2. How does stomach carcinoma metastasize?
Ans. Stomach carcinoma can metastasize to other parts of the body through direct extension or via the lymphatic or blood circulation. Direct extension occurs when the cancer cells invade nearby structures such as the liver, pancreas, or intestines. Lymphatic spread involves the cancer cells entering the lymphatic vessels and spreading to regional lymph nodes. Blood spread occurs when cancer cells enter the bloodstream and travel to distant organs such as the lungs, liver, or bones.
3. What is the significance of staging in stomach carcinoma?
Ans. Staging plays a crucial role in determining the extent of stomach carcinoma and helps guide treatment decisions. It provides valuable information about the size and location of the tumor, involvement of nearby lymph nodes, and presence of distant metastasis. Staging also aids in predicting the prognosis and survival rates for patients with stomach carcinoma. Common staging systems for stomach carcinoma include the TNM system, which assesses tumor size, lymph node involvement, and distant metastasis, and the Lauren classification, which categorizes tumors based on their histological features.

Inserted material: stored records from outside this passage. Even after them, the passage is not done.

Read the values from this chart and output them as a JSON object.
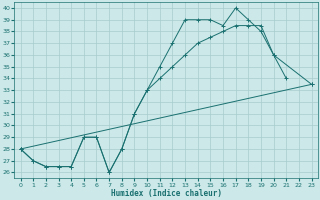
{
  "bg_color": "#cce8e8",
  "grid_color": "#a8cccc",
  "line_color": "#1a7070",
  "xlabel": "Humidex (Indice chaleur)",
  "xlim": [
    -0.5,
    23.5
  ],
  "ylim": [
    25.5,
    40.5
  ],
  "yticks": [
    26,
    27,
    28,
    29,
    30,
    31,
    32,
    33,
    34,
    35,
    36,
    37,
    38,
    39,
    40
  ],
  "xticks": [
    0,
    1,
    2,
    3,
    4,
    5,
    6,
    7,
    8,
    9,
    10,
    11,
    12,
    13,
    14,
    15,
    16,
    17,
    18,
    19,
    20,
    21,
    22,
    23
  ],
  "line1_x": [
    0,
    1,
    2,
    3,
    4,
    5,
    6,
    7,
    8,
    9,
    10,
    11,
    12,
    13,
    14,
    15,
    16,
    17,
    18,
    19,
    20,
    21
  ],
  "line1_y": [
    28,
    27,
    26.5,
    26.5,
    26.5,
    29,
    29,
    26,
    28,
    31,
    33,
    35,
    37,
    39,
    39,
    39,
    38.5,
    40,
    39,
    38,
    36,
    34
  ],
  "line2_x": [
    0,
    1,
    2,
    3,
    4,
    5,
    6,
    7,
    8,
    9,
    10,
    11,
    12,
    13,
    14,
    15,
    16,
    17,
    18,
    19,
    20,
    23
  ],
  "line2_y": [
    28,
    27,
    26.5,
    26.5,
    26.5,
    29,
    29,
    26,
    28,
    31,
    33,
    34,
    35,
    36,
    37,
    37.5,
    38,
    38.5,
    38.5,
    38.5,
    36,
    33.5
  ],
  "line3_x": [
    0,
    23
  ],
  "line3_y": [
    28,
    33.5
  ]
}
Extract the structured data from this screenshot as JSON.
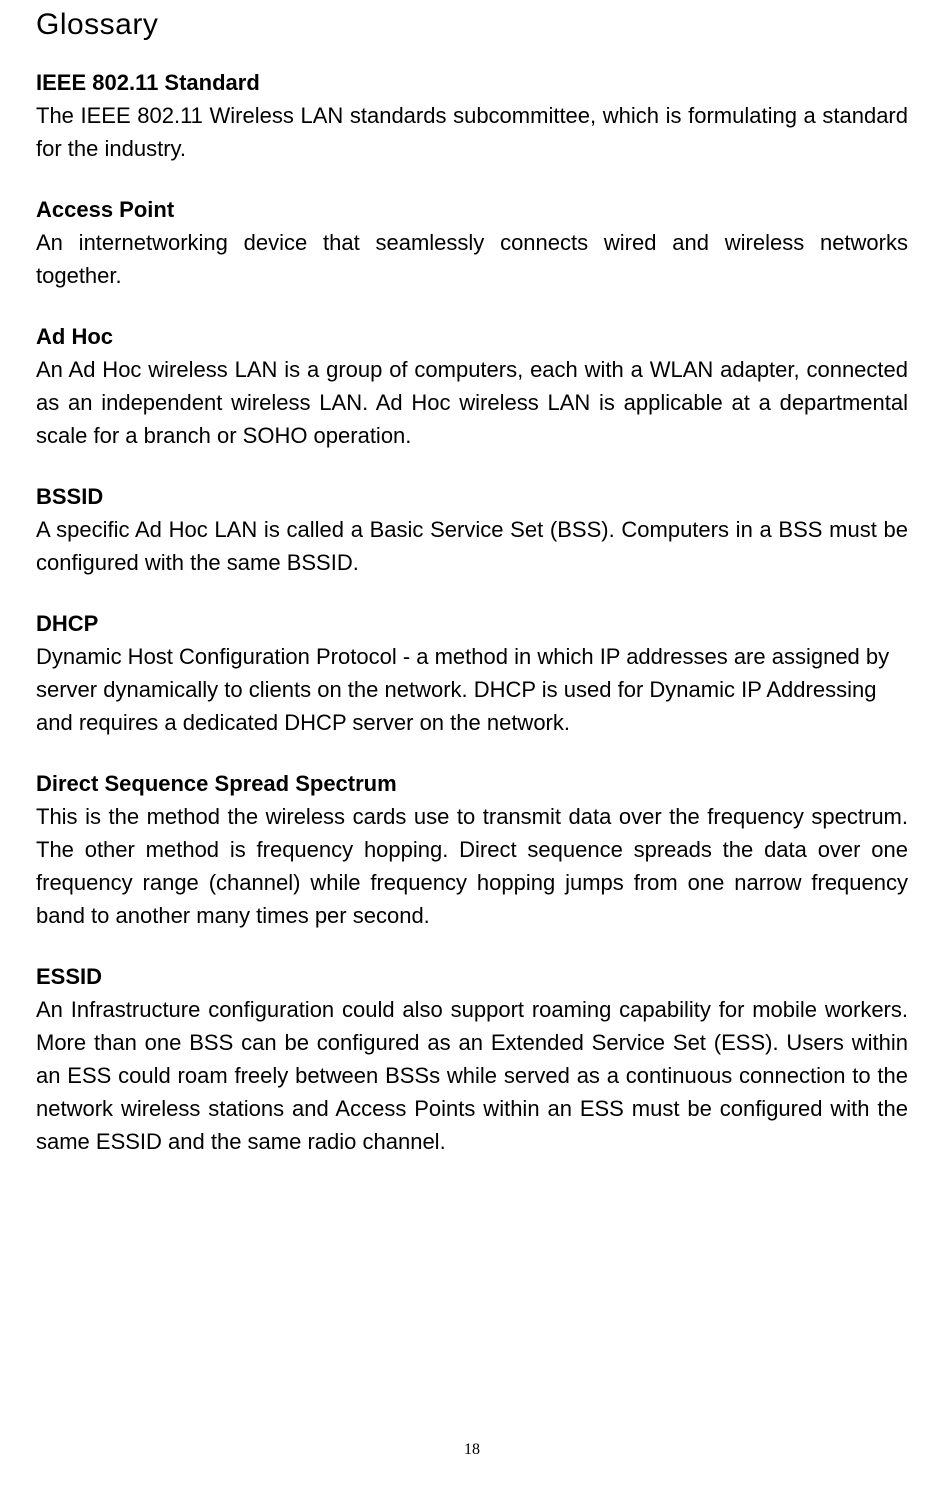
{
  "title": "Glossary",
  "entries": [
    {
      "term": "IEEE 802.11 Standard",
      "definition": "The IEEE 802.11 Wireless LAN standards subcommittee, which is formulating a standard for the industry.",
      "justify": true
    },
    {
      "term": "Access Point",
      "definition": "An internetworking device that seamlessly connects wired and wireless networks together.",
      "justify": true
    },
    {
      "term": "Ad Hoc",
      "definition": "An Ad Hoc wireless LAN is a group of computers, each with a WLAN adapter, connected as an independent wireless LAN. Ad Hoc wireless LAN is applicable at a departmental scale for a branch or SOHO operation.",
      "justify": true
    },
    {
      "term": "BSSID",
      "definition": "A specific Ad Hoc LAN is called a Basic Service Set (BSS). Computers in a BSS must be configured with the same BSSID.",
      "justify": true
    },
    {
      "term": "DHCP",
      "definition": "Dynamic Host Configuration Protocol - a method in which IP addresses are assigned by server dynamically to clients on the network. DHCP is used for Dynamic IP Addressing and requires a dedicated DHCP server on the network.",
      "justify": false
    },
    {
      "term": "Direct Sequence Spread Spectrum",
      "definition": "This is the method the wireless cards use to transmit data over the frequency spectrum. The other method is frequency hopping. Direct sequence spreads the data over one frequency range (channel) while frequency hopping jumps from one narrow frequency band to another many times per second.",
      "justify": true
    },
    {
      "term": "ESSID",
      "definition": "An Infrastructure configuration could also support roaming capability for mobile workers. More than one BSS can be configured as an Extended Service Set (ESS). Users within an ESS could roam freely between BSSs while served as a continuous connection to the network wireless stations and Access Points within an ESS must be configured with the same ESSID and the same radio channel.",
      "justify": true
    }
  ],
  "page_number": "18",
  "colors": {
    "background": "#ffffff",
    "text": "#000000"
  },
  "typography": {
    "title_fontsize": 30,
    "body_fontsize": 22,
    "pagenum_fontsize": 16,
    "font_family": "Arial"
  }
}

4. How is stomach carcinoma diagnosed?
Ans. The diagnosis of stomach carcinoma typically involves a combination of medical history evaluation, physical examination, and diagnostic tests. A healthcare professional may perform imaging studies such as an upper gastrointestinal endoscopy, computed tomography (CT) scan, or positron emission tomography (PET) scan to visualize the stomach and detect any abnormalities. Biopsy samples may be taken during an endoscopy or surgery to confirm the presence of cancer cells. Additionally, blood tests and molecular markers may be utilized to aid in the diagnosis and prognosis of stomach carcinoma.
5. What are the treatment options for stomach carcinoma?
Ans. The treatment of stomach carcinoma depends on various factors, including the stage of the disease, the location of the tumor, and the overall health of the patient. Treatment options may include surgery, chemotherapy, radiation therapy, targeted therapy, and immunotherapy. Surgical interventions can involve removing part or all of the stomach, nearby lymph nodes, and surrounding tissues. Chemotherapy uses drugs to kill cancer cells, while radiation therapy uses high-energy beams to destroy cancer cells. Targeted therapy and immunotherapy are newer treatment approaches that specifically target cancer cells or boost the body's immune system to fight against cancer. The choice of treatment and its combination may vary for each individual and should be discussed with a healthcare professional.